She looks exactly like any other sheep. But the cloning method used to produce Dolly may change our lives
By Roger Highfield, Science Editor
THE possibility that an adult human can be cloned from a single blood or skin cell was raised yesterday with the announcement that scientists have produced the world's first clone of an adult animal.
The clone, a Finn Dorset sheep called Dolly, paves the way to unprecedented genetic manipulation of farmyard animals, more cheaply and more accurately than ever before.
A single cell could be taken from a prize bull, elite racehorse or award-winning pig, and hundreds of identical animals produced using the patented cloning technology developed at the Roslin Institute and PPL Therapeutics, near Edinburgh.
Introduction or deletion of genes in the cloned cells also offers the means to make animals that produce drugs in their milk, grow faster for meat production, or are resistant to diseases such as scrapie and BSE.
The first sheep altered using the method may be born later this year, though it will be several years before scientists will have developed the means to alter many genes simultaneously, which will be necessary to boost growth or make leaner beef.
But any other use of the technology, for instance to mass-produce human eggs for use in in-vitro fertilisation, is outlawed, said Dr Ron James, managing director of PPL.
Dr James said he had advised relevant regulatory committees about the development and its implications but added: "An Act of Parliament specifically forbids even doing with human eggs what we have done with sheep eggs."
And he acknowledged that there are limitations to the use of the technology at the farm - herds of identical livestock are at greater risk of disease - in addition to the inevitable qualms about mass-producing identical animals or designing animals for human use.
In earlier work, the Roslin team unveiled Megan and Morag, sheep that had been cloned by taking a cell from an early embryo, mass-producing it in the laboratory, and using these cells to "re-program" two emptied eggs.
Until now it has been thought impossible to perform the same feat using cells from an adult animal. Unlike embryo cells, which have the potential to develop into a vast range of cell types, adult cells are differentiated, that is they have turned into a liver, brain or, in this case, a cell from the udder.

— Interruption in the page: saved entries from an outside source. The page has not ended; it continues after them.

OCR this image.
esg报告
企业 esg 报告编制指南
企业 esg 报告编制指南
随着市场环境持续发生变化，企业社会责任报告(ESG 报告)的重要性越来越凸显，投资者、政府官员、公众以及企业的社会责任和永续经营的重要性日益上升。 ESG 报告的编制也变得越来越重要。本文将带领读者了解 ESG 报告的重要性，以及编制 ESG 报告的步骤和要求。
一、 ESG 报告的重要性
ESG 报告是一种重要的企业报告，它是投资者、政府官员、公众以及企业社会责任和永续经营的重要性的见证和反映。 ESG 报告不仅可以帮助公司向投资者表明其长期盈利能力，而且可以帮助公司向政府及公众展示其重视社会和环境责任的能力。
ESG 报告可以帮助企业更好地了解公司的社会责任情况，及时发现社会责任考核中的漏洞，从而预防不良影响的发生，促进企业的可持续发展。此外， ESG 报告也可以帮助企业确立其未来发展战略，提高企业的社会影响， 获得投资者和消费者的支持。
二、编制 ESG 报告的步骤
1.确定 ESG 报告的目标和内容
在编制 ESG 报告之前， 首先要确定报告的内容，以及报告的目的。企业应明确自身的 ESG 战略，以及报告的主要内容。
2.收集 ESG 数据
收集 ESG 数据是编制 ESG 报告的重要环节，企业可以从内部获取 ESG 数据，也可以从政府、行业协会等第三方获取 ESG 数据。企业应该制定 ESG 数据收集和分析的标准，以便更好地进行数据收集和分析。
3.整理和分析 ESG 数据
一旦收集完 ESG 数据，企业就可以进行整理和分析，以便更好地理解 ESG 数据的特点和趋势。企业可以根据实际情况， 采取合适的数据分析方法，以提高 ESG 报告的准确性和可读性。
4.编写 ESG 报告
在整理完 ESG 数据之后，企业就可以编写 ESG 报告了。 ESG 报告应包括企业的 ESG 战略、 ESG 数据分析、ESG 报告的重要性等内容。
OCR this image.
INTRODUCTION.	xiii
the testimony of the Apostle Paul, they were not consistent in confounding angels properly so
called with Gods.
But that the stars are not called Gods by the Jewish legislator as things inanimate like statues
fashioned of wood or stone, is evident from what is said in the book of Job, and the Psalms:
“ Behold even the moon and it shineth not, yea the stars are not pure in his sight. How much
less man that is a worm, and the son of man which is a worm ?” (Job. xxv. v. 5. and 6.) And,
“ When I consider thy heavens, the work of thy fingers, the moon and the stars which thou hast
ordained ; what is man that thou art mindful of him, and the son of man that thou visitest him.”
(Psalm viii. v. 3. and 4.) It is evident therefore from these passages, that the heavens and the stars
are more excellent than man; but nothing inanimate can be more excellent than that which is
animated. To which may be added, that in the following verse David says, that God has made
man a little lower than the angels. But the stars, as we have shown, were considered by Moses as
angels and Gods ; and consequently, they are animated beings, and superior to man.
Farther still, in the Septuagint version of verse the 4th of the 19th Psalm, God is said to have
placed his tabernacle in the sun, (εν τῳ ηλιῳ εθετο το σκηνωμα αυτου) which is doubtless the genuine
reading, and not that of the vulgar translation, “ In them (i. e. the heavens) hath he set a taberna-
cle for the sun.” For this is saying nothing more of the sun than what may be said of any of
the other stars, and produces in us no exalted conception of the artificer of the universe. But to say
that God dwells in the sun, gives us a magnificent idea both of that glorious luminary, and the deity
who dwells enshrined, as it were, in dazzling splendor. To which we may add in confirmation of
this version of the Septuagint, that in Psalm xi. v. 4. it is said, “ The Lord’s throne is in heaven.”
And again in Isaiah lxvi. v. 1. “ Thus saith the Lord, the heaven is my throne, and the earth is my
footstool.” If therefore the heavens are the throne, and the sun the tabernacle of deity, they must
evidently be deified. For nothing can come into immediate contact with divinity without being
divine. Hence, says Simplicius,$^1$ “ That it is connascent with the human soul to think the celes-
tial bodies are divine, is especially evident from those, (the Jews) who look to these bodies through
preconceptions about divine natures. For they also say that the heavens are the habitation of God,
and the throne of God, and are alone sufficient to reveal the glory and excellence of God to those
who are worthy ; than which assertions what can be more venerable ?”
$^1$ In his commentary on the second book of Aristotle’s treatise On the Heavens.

Dr Ian Wilmut, Dr Keith Campbell, and Dr Jim McWhir at Edinburgh's Roslin Institute, working with Angelica Schnieke and Dr Alex Kind at PPL Therapeutics, will announce the feat this week in the journal Nature, cloning cells from the mammary gland and connective tissue.
This breakthrough, the first time that any new born mammal has been derived from adult cells, offers PPL the possibility of using the technique to alter genetically sheep much more easily than before.
Previously, scientists have used a hit-and-miss affair: injecting DNA into an embryo and hoping that it is taken up, which only happens in 10 per cent of cases or less.
Instead, genes can be introduced into large numbers of cloned cells. Then the cells where genetic engineering has been successful are selected and mass-produced, producing a herd of identical "transgenic" animals.
"We are looking at things like introducing genes for blood-clotting proteins that haemophiliacs lack," said Dr James, adding that they focused on cloning mammary cells to make it easier to ensure that human proteins will be made in the animal's milk.
Moreover, the technique also enables the team to knock out genes, raising the possibility of deleting the prion protein - one linked to BSE - from cows so they are resistant to the disease. "Cloning cattle should be possible, because the embryology is not too dissimilar to sheep," he said, adding that pigs would also be studied.
Cloning from adult animals may be more useful to agriculture than cloning from embryos, as farmers will be able to pick particularly productive and disease-resistant adult animals to copy.
In this case, the resulting lamb - Dolly - was genetically identical to the sheep from which the cell was taken. Dolly is now several months old and is showing every sign of normal development.
"Animal breeding companies are already showing interest in the use of this technology to multiply their best animals," said Roslin team leader Dr Ian Wilmut. "Genetic modification of the donor cells in culture before they are used in nuclear transfer will also allow us to introduce very precise changes in their DNA and open up the possibilities for a range of new products for the treatment of, for example, cancers and inflammation. What this will mostly be used for is to produce more health care products. It will enable us to study genetic diseases for which there is presently no cure and track down the mechanisms that are involved. The next step is to use the cells in culture in the lab and target genetic changes into that culture."
The Roslin Institute has agreed to grant PPL an exclusive licence for the use of the technology to make human protein drugs. Patents to protect the new technology have been applied for.
Previous efforts to clone Megan and Morag from embryo cells ran into a problems. Six in every 10 attempts made in the original experiments worked. Five clones were produced but three sisters died - two within minutes of birth and the third within 10 days.
Post-mortem examinations revealed kidney and cardiovascular abnormalities.